Not everyone was happy. Republicans in the House of Representatives decried what they depicted as government dumping more burdensome regulations on a struggling industry. It would even produce a physical threat to consumers, who would be forced to drive smaller cars that would not be as safe as larger vehicles today, some said.
“The rule finalized today by the Obama administration will hurt American consumers by forcing them to drive more expensive and less safe automobiles," said Rep. Darrell Issa (R) of Calif. "The administration drafted these standards in secret, strong-arming automakers and short-circuiting the deliberative regulatory process to achieve a purely political result, abandoning sound science and objectivity to appease its political allies in the extreme environmentalist lobby.”

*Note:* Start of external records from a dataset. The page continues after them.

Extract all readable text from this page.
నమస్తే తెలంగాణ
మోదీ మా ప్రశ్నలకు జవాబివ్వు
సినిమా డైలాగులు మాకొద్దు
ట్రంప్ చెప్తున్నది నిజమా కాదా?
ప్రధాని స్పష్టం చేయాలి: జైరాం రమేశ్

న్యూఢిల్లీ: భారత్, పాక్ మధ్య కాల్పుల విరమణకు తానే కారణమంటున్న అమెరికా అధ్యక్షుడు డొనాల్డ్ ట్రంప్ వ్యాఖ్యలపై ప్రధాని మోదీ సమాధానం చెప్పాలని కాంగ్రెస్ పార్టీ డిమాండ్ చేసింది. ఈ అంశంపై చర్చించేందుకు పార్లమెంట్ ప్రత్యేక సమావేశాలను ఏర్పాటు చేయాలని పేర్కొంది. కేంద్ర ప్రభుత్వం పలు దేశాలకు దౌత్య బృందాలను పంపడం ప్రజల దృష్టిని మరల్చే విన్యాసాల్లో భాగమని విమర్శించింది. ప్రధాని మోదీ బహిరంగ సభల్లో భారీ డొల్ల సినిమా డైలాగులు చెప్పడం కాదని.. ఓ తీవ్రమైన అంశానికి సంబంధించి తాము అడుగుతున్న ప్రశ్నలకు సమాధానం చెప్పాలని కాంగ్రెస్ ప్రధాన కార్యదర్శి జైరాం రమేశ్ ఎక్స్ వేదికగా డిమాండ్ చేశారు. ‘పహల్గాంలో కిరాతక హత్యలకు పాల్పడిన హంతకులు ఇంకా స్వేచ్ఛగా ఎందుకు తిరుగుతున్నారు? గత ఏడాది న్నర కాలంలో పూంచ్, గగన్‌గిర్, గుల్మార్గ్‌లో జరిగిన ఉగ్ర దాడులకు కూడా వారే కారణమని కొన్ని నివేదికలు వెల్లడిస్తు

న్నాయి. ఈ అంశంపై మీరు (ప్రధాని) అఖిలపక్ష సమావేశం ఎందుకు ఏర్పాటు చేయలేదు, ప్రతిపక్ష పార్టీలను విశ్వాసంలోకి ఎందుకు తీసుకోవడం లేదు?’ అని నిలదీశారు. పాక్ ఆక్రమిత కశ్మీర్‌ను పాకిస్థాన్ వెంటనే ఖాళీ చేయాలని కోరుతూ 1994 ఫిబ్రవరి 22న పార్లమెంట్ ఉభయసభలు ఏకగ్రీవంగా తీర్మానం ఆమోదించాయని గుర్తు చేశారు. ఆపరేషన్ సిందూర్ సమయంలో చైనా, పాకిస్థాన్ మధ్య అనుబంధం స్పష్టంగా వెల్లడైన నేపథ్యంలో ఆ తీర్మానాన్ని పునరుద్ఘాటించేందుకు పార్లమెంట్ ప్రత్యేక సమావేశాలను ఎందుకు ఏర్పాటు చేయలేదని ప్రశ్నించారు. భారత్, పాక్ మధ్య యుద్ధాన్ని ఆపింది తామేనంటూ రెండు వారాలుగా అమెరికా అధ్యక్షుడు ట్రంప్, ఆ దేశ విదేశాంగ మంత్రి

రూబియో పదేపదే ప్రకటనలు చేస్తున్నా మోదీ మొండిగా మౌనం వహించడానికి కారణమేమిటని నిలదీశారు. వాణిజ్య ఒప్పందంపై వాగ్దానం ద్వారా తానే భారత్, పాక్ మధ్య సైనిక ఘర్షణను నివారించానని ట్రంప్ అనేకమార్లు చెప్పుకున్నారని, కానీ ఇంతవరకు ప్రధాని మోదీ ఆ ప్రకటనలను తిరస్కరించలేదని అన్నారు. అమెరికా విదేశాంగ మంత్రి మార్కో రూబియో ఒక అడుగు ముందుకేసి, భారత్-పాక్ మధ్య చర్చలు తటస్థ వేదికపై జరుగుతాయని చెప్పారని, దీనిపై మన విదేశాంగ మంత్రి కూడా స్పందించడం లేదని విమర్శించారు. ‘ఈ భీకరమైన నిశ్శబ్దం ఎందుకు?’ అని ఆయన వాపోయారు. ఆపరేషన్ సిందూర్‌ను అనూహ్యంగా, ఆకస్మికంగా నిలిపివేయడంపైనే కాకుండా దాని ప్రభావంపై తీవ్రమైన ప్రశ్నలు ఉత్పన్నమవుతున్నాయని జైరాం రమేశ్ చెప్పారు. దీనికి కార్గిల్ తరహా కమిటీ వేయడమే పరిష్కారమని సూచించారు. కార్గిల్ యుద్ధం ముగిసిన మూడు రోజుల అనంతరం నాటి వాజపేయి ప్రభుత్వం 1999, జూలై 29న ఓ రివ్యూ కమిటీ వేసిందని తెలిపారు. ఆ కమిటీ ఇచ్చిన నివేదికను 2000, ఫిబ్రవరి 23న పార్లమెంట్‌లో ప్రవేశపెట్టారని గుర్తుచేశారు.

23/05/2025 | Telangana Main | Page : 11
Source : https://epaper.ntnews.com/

But officials with Ceres, a Boston-based network of green investor groups targeting climate change, took exception to that narrative, saying the US auto industry is embracing the rules mindful of its own self-interest.
Over the long run, US automakers can expect $2.44 billion in added profits and 300,000 additional vehicle sales by 2020, according to Ceres analysis, backing up the industry's own statement. The new standard will drive industry innovation and create 484,000 new US jobs, Ceres projects.
"Automakers know that offering buyers a wide range of cars and trucks that go farther on a gallon of gas is good for sales and profits in the United States and around the world," said Mindy Lubber, Ceres president, in a statement. "When the rubber meets the road on the 54.5-mpg standard, they better be ready – or they’ll be left behind.”